Perhatian Bung Karno terhadap Surabaya, tidak pernah pupus, sampai-sampai Bung Karno sendiri yang merencanakan pembangunan Tugu Pahlawan, meletakkan batu pertama dengan selembar dokumen yang ditanam di bawahnya, lalu meresmikannya. Keheroikan perjuangan Arek Suroboyo yang menjadi puncak tanggal 10 November 1945 itu, ditetapkan oleh Bung Karno sebagai Hari Pahlawan dan Surabaya sebagai Kota Pahlawan.

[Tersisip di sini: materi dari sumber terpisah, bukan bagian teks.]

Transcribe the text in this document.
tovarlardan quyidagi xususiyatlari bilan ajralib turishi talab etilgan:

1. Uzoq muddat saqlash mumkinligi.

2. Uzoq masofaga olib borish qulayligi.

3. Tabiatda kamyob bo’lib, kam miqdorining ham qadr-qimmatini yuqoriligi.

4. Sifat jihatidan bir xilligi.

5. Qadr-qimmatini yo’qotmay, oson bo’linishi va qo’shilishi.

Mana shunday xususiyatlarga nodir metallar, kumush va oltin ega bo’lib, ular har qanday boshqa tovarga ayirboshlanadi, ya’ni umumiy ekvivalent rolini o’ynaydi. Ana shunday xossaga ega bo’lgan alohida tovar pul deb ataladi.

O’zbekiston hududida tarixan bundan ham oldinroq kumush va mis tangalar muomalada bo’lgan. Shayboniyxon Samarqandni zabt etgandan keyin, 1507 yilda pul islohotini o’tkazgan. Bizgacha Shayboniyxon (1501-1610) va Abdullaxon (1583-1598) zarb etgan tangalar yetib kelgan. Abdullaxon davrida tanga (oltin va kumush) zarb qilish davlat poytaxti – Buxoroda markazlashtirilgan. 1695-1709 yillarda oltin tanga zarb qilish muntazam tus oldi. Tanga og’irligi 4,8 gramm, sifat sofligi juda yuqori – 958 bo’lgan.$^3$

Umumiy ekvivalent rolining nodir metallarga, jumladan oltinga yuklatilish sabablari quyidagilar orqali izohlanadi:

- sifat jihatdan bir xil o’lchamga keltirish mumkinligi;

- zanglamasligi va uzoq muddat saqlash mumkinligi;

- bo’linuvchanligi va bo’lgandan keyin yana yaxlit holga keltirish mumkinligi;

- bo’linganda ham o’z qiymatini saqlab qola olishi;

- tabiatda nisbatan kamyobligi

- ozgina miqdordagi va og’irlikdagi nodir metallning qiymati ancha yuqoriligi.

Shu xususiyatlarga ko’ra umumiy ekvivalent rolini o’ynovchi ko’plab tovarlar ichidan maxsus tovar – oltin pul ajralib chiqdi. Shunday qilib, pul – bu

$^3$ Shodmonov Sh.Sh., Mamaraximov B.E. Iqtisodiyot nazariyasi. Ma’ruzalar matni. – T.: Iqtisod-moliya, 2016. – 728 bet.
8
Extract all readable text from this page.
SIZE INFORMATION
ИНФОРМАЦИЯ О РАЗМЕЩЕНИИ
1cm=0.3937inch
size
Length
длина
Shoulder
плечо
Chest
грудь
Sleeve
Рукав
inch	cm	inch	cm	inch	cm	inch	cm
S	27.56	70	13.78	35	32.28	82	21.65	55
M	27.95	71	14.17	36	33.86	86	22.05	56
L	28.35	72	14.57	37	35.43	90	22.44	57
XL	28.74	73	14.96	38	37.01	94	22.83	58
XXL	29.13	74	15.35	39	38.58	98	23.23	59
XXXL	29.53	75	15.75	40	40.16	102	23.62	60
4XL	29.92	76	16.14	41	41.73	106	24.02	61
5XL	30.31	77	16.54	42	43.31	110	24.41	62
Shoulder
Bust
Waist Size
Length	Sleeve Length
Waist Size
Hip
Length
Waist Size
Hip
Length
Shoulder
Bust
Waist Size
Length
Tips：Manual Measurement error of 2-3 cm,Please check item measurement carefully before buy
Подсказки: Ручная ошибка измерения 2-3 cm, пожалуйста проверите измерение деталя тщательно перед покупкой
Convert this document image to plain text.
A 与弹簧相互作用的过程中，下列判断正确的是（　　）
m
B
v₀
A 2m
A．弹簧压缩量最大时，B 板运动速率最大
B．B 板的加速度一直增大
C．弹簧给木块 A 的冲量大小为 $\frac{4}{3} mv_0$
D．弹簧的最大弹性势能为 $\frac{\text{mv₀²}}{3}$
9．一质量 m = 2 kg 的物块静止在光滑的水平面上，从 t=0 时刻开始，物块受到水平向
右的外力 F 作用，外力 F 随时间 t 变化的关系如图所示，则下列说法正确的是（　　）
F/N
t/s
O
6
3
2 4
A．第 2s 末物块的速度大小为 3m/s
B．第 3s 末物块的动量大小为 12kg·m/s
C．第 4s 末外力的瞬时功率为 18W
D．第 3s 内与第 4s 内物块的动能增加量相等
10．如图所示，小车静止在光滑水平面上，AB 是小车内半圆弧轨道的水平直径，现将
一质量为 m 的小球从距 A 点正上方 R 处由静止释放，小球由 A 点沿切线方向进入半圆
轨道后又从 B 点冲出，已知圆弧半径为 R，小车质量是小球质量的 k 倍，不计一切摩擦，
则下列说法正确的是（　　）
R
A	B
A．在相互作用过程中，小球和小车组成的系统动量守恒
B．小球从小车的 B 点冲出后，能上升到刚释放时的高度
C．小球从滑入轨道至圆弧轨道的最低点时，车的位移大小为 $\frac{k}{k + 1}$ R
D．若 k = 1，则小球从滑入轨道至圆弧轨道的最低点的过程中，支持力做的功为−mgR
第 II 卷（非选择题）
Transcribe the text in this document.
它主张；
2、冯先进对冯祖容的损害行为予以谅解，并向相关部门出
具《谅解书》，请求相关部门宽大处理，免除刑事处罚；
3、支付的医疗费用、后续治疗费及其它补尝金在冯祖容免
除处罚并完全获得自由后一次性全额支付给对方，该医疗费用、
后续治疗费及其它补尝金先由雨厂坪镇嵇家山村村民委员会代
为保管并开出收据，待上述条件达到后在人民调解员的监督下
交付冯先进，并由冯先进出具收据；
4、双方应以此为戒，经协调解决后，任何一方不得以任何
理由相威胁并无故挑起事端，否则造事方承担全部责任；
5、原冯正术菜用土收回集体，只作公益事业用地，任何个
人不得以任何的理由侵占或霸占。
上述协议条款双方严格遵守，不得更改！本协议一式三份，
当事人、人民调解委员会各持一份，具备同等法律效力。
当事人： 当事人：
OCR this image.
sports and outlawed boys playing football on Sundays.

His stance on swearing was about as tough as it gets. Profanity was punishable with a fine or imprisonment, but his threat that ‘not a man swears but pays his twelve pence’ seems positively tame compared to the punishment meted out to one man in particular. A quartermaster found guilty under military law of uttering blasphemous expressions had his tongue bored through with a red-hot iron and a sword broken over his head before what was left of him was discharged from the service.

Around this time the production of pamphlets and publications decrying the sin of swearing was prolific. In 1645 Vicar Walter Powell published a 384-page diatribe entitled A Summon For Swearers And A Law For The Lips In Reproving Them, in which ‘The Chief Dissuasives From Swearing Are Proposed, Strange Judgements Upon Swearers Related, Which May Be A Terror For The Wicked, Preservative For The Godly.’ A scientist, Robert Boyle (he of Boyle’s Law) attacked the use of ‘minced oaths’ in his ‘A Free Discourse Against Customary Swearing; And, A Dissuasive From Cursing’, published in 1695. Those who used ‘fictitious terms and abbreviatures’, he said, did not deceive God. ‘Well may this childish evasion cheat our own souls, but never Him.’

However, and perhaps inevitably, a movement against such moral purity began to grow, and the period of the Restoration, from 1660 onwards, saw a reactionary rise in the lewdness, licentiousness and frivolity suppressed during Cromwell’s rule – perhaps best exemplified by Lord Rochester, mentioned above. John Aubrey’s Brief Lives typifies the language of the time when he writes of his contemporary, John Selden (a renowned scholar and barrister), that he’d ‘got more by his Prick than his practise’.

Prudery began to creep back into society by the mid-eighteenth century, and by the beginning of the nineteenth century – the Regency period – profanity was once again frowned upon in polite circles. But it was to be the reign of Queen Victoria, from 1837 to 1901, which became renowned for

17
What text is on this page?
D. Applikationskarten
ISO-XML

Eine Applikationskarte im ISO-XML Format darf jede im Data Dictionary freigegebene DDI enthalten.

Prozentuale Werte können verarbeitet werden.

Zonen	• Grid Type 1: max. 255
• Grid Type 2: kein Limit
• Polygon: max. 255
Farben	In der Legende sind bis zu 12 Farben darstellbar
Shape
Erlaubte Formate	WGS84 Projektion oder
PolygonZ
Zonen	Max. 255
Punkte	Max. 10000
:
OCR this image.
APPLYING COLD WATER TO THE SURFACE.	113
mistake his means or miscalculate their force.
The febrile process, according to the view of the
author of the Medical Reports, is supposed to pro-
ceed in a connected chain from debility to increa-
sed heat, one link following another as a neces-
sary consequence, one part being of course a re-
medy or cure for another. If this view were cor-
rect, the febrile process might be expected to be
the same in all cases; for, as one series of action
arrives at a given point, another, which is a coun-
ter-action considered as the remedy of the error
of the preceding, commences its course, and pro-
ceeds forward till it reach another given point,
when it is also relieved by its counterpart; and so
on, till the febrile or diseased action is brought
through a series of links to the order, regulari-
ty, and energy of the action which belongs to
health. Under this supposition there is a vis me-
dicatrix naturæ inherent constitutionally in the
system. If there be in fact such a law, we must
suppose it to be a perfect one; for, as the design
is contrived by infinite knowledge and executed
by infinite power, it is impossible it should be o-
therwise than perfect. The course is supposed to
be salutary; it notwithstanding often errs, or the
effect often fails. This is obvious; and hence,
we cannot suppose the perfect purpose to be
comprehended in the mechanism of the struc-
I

Sungguh luar biasa perhatian Bung Karno untuk Kota Surabaya. Tetapi, mengapa petinggi kota ini abai terhadap sang Proklamator?

Memang, sejarah kemudian membuktikan, peran proklamator Sukarno-Hatta di awal kemerdekaan Indonesia menjadi pendorong semangat persatuan bangsa. Nama kedua proklamator itu bagaikan tak bisa dipisahkan. Di samping sebagai dwitunggal, di antara keduanya ada keterikatan dalam hubungan keluarga. Keakraban Sukarno dengan Hatta menjadi perlambang persatuan antarsuku bangsa di Bumi Nusantara ini.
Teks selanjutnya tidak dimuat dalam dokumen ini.